While many operators focus on efficiency for long-haul vehicles, the day cabs which handle short-haul transportation stand to benefit from efficiency improvements as well. After all, ACT Research estimates that 40% of all Class 8 tractors sold are day cabs, meaning that they deserve as much attention to reduce aerodynamic drag as their sleeper cab bretheren.
I believe operators of both sleeper tractors and day cabs want to operate as efficiently as possible and get the most miles out of a gallon of fuel. I also suspect far too many people in the trucking industry think that aerodynamic devices are only for sleeper tractors.

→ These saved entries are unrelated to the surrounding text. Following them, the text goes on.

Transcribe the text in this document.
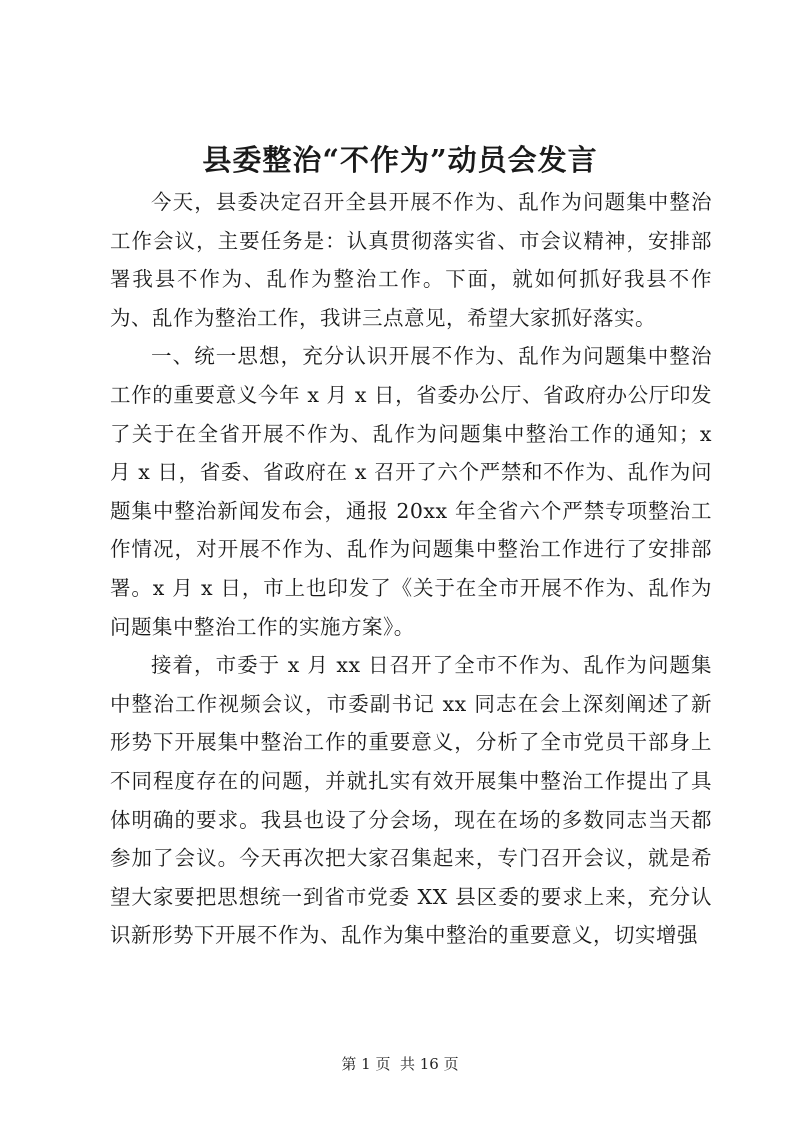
县委整治“不作为”动员会发言

今天，县委决定召开全县开展不作为、乱作为问题集中整治工作会议，主要任务是：认真贯彻落实省、市会议精神，安排部署我县不作为、乱作为整治工作。下面，就如何抓好我县不作为、乱作为整治工作，我讲三点意见，希望大家抓好落实。

一、统一思想，充分认识开展不作为、乱作为问题集中整治工作的重要意义今年 x 月 x 日，省委办公厅、省政府办公厅印发了关于在全省开展不作为、乱作为问题集中整治工作的通知；x 月 x 日，省委、省政府在 x 召开了六个严禁和不作为、乱作为问题集中整治新闻发布会，通报 20xx 年全省六个严禁专项整治工作情况，对开展不作为、乱作为问题集中整治工作进行了安排部署。x 月 x 日，市上也印发了《关于在全市开展不作为、乱作为问题集中整治工作的实施方案》。

接着，市委于 x 月 xx 日召开了全市不作为、乱作为问题集中整治工作视频会议，市委副书记 xx 同志在会上深刻阐述了新形势下开展集中整治工作的重要意义，分析了全市党员干部身上不同程度存在的问题，并就扎实有效开展集中整治工作提出了具体明确的要求。我县也设了分会场，现在在场的多数同志当天都参加了会议。今天再次把大家召集起来，专门召开会议，就是希望大家要把思想统一到省市党委 XX 县区委的要求上来，充分认识新形势下开展不作为、乱作为集中整治的重要意义，切实增强

第 1 页  共 16 页
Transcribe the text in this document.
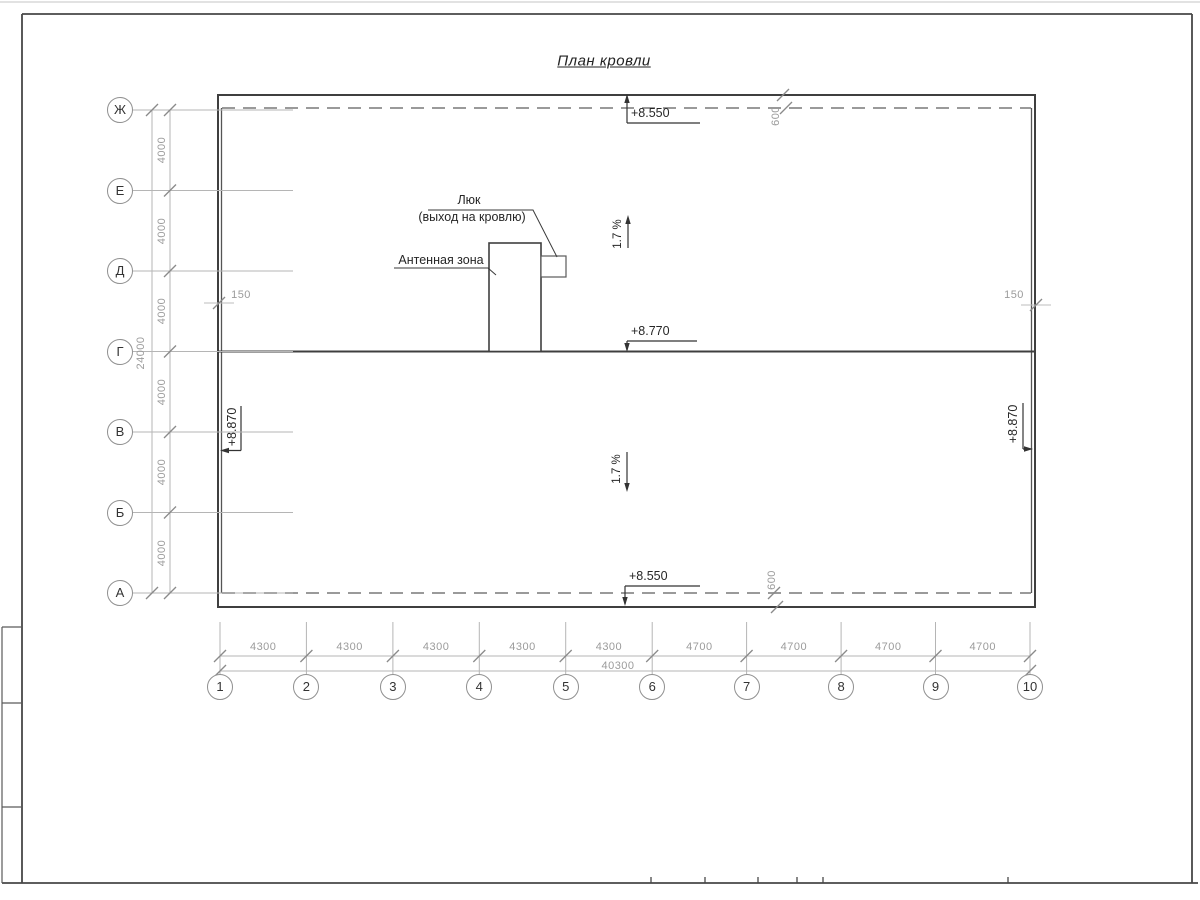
План кровли
+8.550
+8.770
+8.550
+8.870	+8.870
1.7 %
1.7 %
600
600
150	150
Люк
(выход на кровлю)
Антенная зона
40300
24000
Ж
Е
Д
Г
В
Б
А
4000
4000
4000
4000
4000
4000
1	2	3	4	5	6	7	8	9	10
4300	4300	4300	4300	4300	4700	4700	4700	4700
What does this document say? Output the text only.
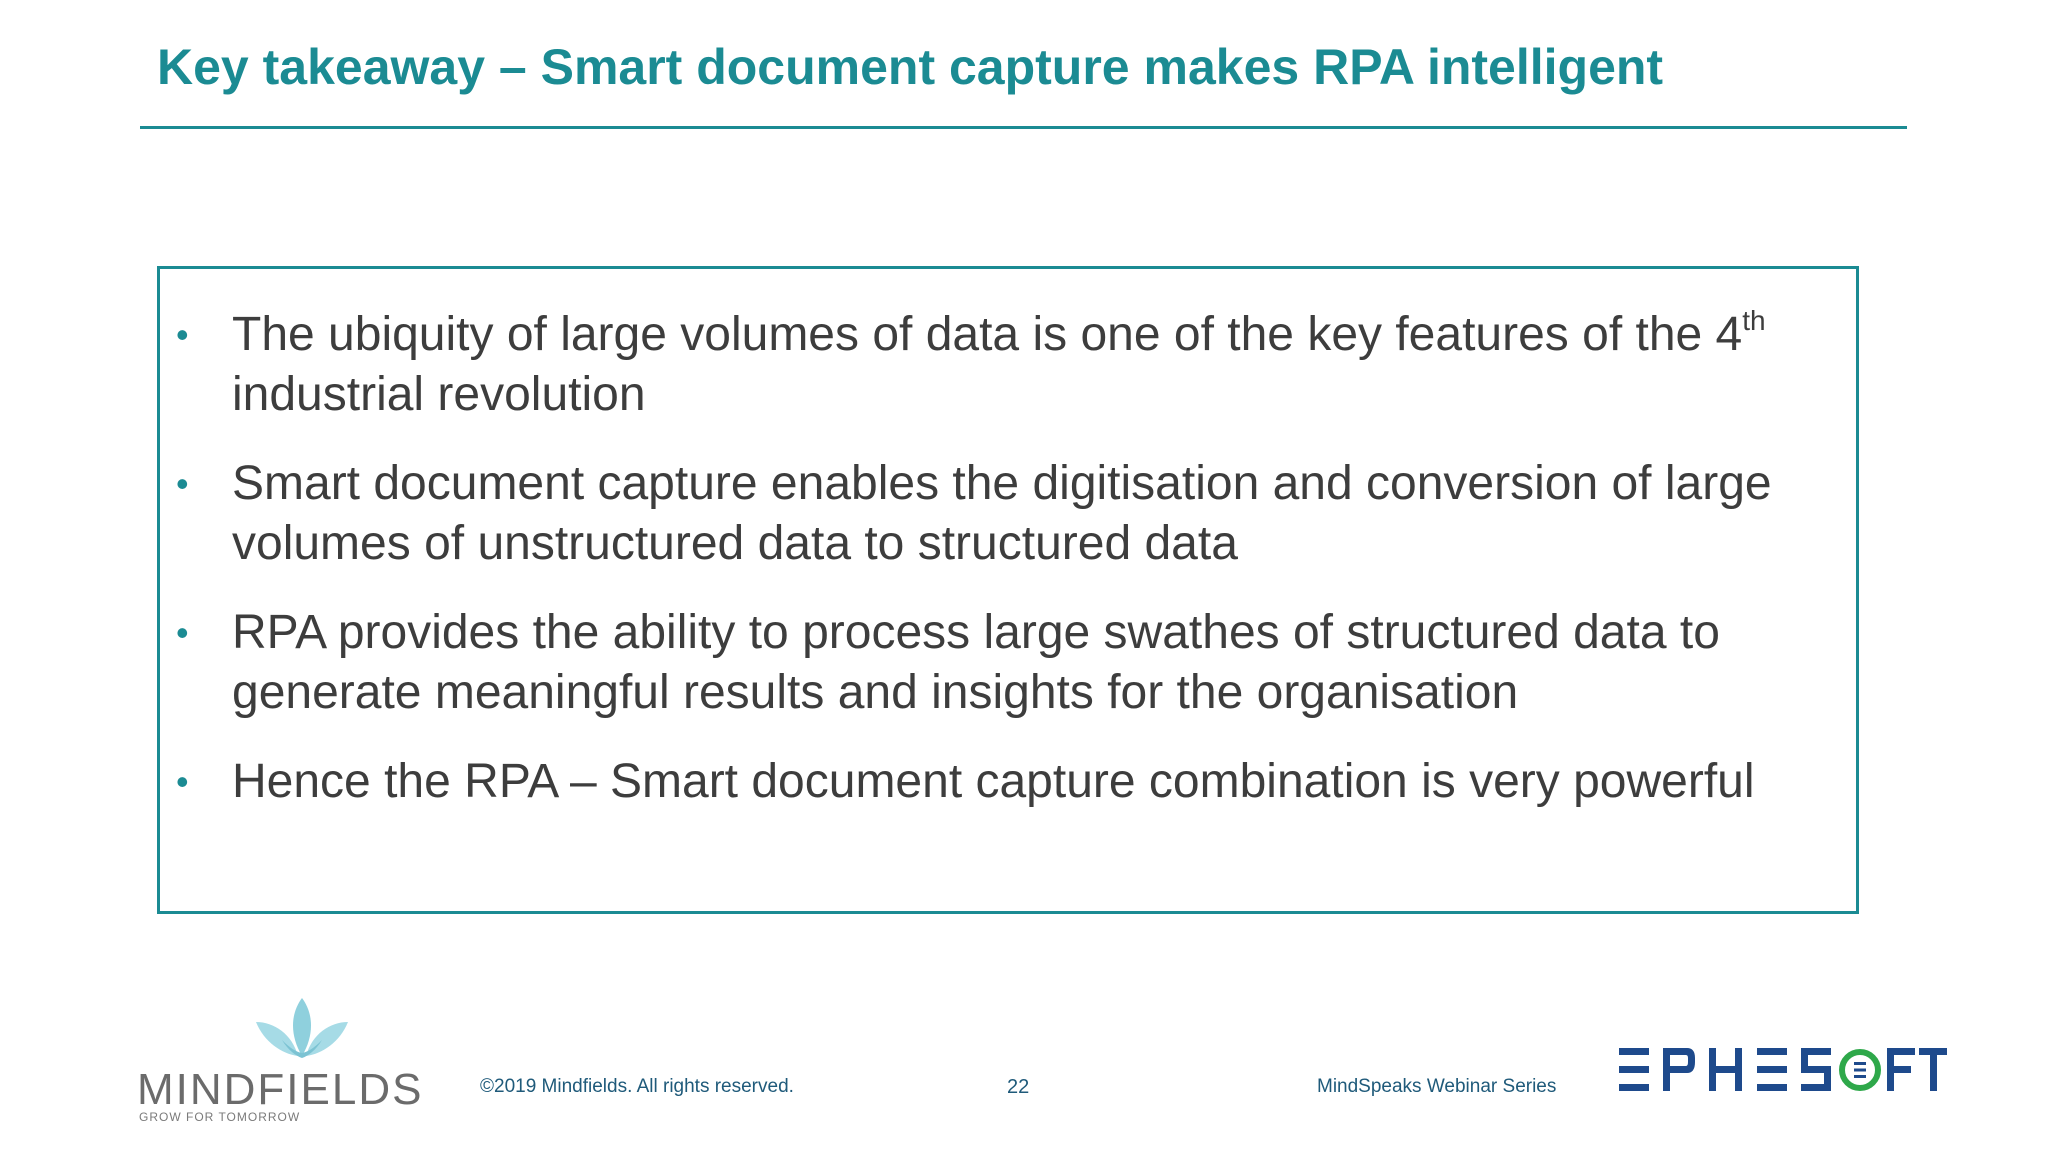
Key takeaway – Smart document capture makes RPA intelligent
• The ubiquity of large volumes of data is one of the key features of the 4th industrial revolution
• Smart document capture enables the digitisation and conversion of large volumes of unstructured data to structured data
• RPA provides the ability to process large swathes of structured data to generate meaningful results and insights for the organisation
• Hence the RPA – Smart document capture combination is very powerful
MINDFIELDS
GROW FOR TOMORROW
©2019 Mindfields. All rights reserved.	22	MindSpeaks Webinar Series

They believe investing in aero devices on day cabs makes no sense.
They are mistaken.
In the first place, many erroneously believe there is no aerodynamic benefit at speeds under 50 mph. That simply is not true. There are still efficiency gains to be had, though payback could take longer. It is important to remember that for every 2% reduction in aerodynamic drag, there is approximately a 1% improvement in fuel economy. Even if a truck does not get a full 2% reduction in drag, it still can see some improvement.
I would also guess that many fleets—especially regional ones—spend more time at highway speeds than they think. I challenge fleets to spend some time analyzing their data and looking at miles traveled at various speeds. Of course, there will be slower miles as they get closer to their delivery points, but unless they are in a 100% city delivery application, I bet they will find that their trucks are traveling at more than 50 MPH for long periods.
Additionally, there are plenty of opportunities for aerodynamic improvement when looking at the tractor-trailer as a complete unit. The tractor-trailer combination can be optimized for aerodynamic efficiency even if the tractor is a day cab. For instance, gap closure devices between the tractor and the trailer are particularly beneficial, as they tend to have higher gaps, creating more drag as the air hits the front of the trailer.
If you are operating day cabs, I encourage you to consider adding aerodynamic devices. I bet they will save you money.